Meson spectroscopy of exotic symmetries of Ising criticality in Rydberg atom arrays

The Ising model serves as a canonical platform for exploring emergent symmetry in quantum critical systems. The critical point of the 1D Ising chain is described by a conformal Ising field theory, which remains integrable in the presence of a magnetic perturbation, leading to massive particles associated with the exceptional Lie algebra $E_8$. Weakly coupling two Ising chains into a ladder breaks this integrability and is predicted to confine the elementary excitations of each chain into a richer spectrum of bound states organized by a $\mathcal{D}^{(1)}_8$ symmetry.

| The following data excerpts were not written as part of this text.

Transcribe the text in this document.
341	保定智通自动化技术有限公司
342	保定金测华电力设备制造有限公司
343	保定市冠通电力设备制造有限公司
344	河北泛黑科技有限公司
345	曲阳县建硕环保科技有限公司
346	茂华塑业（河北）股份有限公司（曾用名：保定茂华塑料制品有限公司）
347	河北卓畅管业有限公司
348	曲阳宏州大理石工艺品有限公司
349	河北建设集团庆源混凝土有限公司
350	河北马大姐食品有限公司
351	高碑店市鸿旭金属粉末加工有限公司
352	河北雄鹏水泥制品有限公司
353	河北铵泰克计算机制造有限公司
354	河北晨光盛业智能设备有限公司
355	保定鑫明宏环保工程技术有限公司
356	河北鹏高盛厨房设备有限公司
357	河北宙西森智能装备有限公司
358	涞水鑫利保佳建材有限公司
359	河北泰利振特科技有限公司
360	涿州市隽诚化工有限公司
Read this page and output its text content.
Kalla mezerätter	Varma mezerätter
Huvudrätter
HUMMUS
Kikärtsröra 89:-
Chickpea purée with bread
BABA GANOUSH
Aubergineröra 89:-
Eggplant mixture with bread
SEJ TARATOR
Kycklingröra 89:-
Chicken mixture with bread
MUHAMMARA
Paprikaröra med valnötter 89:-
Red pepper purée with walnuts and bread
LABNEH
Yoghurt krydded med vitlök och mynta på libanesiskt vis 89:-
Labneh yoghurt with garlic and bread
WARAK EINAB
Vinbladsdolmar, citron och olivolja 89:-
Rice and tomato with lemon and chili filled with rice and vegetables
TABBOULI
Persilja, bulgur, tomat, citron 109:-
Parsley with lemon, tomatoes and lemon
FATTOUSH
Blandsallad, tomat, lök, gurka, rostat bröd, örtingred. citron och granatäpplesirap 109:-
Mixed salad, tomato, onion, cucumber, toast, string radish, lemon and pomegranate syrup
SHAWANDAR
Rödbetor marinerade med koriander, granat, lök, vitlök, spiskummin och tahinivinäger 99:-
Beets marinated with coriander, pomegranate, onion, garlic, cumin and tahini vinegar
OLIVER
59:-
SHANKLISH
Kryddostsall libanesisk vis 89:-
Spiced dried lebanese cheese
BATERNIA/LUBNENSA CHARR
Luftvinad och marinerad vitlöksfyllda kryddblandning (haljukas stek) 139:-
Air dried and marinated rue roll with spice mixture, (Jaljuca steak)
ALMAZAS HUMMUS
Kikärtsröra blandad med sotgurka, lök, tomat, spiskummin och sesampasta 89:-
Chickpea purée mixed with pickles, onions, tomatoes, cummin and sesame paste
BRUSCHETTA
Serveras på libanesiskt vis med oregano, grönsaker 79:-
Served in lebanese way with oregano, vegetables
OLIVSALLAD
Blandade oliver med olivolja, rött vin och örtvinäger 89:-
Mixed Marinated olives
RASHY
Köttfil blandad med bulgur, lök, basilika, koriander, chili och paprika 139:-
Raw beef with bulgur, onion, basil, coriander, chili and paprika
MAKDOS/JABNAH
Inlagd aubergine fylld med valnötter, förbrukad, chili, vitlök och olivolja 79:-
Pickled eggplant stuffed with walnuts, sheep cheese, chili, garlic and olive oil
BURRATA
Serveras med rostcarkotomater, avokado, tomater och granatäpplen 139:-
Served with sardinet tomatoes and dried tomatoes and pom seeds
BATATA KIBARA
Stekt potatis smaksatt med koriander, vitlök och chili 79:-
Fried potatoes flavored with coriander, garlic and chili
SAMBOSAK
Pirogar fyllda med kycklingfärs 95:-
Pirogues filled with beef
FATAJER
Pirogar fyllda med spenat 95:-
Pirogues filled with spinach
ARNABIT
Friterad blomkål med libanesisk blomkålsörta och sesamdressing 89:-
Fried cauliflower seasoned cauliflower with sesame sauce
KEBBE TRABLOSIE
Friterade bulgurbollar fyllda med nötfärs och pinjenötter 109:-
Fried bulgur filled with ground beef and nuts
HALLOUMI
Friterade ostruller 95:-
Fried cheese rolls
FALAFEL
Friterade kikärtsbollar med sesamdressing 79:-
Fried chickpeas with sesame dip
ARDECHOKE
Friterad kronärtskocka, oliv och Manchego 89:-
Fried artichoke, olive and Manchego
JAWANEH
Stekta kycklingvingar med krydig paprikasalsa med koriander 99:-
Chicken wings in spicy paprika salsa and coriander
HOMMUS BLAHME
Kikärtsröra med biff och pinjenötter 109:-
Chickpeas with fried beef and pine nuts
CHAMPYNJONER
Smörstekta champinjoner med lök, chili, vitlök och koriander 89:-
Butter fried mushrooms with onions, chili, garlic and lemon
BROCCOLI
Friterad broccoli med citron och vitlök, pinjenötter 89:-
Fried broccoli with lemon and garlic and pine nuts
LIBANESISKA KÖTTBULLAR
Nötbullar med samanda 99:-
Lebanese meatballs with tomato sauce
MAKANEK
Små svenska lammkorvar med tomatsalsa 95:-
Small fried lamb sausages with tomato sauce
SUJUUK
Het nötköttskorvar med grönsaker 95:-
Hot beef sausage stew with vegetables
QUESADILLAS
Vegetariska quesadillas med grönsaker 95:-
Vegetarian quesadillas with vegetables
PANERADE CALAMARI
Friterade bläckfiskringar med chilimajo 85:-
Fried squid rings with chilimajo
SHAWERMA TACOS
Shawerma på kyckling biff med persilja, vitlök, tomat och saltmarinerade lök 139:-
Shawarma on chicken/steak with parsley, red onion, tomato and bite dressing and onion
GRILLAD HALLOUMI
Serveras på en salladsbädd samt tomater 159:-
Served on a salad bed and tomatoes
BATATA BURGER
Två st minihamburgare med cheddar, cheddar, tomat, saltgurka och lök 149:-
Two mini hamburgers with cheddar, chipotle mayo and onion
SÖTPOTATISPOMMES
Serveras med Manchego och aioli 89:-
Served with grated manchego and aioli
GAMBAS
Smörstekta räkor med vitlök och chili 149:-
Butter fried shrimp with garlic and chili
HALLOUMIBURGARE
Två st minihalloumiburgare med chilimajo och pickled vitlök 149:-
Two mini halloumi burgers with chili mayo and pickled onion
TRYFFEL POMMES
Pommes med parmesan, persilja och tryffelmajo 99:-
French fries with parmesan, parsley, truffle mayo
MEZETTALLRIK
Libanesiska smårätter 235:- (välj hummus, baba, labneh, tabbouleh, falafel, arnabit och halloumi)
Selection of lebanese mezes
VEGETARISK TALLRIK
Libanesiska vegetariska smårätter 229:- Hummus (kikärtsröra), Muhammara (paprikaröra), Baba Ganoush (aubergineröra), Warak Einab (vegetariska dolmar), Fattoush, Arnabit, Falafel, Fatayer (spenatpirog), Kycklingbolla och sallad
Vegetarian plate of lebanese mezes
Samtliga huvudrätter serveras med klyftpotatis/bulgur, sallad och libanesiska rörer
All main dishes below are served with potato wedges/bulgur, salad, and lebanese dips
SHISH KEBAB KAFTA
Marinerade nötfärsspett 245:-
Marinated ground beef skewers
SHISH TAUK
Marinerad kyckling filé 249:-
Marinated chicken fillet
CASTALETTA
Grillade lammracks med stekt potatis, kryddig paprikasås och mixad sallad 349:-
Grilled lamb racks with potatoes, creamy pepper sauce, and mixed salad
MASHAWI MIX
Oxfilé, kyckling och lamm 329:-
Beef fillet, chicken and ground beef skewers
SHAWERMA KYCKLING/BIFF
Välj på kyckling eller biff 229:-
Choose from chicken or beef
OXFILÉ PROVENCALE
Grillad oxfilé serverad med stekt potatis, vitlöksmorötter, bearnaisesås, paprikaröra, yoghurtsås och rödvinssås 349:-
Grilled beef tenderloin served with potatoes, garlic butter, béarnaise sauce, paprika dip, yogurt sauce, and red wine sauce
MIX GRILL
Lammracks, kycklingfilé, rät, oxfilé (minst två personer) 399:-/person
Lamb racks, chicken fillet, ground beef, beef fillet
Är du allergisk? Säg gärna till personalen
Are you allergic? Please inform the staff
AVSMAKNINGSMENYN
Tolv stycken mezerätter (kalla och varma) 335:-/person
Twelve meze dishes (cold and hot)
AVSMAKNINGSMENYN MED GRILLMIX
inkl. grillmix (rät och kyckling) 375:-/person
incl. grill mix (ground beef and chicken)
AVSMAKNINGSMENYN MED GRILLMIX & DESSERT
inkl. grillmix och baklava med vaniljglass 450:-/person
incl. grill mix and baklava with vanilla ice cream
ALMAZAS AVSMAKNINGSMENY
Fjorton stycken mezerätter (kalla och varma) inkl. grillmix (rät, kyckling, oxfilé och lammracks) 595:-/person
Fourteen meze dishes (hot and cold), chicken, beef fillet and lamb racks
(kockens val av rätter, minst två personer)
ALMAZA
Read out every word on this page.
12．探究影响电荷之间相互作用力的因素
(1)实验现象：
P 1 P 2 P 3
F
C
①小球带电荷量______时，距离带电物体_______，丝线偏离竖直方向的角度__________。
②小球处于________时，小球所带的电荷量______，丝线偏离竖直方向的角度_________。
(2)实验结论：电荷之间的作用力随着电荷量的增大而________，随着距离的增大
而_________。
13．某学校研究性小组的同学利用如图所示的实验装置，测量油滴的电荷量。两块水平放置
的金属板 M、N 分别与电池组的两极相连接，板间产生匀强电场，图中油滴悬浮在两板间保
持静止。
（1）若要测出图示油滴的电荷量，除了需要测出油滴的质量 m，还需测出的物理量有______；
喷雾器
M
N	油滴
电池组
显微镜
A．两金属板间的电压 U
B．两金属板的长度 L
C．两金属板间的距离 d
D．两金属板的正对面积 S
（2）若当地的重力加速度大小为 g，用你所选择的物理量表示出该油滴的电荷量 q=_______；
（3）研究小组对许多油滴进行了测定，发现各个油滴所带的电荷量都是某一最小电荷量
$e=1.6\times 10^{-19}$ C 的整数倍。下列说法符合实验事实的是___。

Experimental signatures of $E_8$ excitations have arguably been observed in scattering studies of the spin chain material CoNb$_2$O$_6$, but direct evidence of confinement driven by inter-chain coupling has remained elusive. Here, we probe these emergent symmetries in a Rydberg atom quantum processing unit, leveraging its tunable geometry to realize both chain and ladder configurations. We identify mass spectra consistent with $E_8$ at the single-chain critical point and, in the weakly coupled ladder, report the first signatures of confinement of Ising excitations into the bound-state spectrum predicted by $\mathcal{D}^{(1)}_8$ symmetry. Our results demonstrate the power of Rydberg platforms for investigating symmetry emergence in quantum many-body systems and provide a direct window into the interplay of confinement, geometry, and criticality.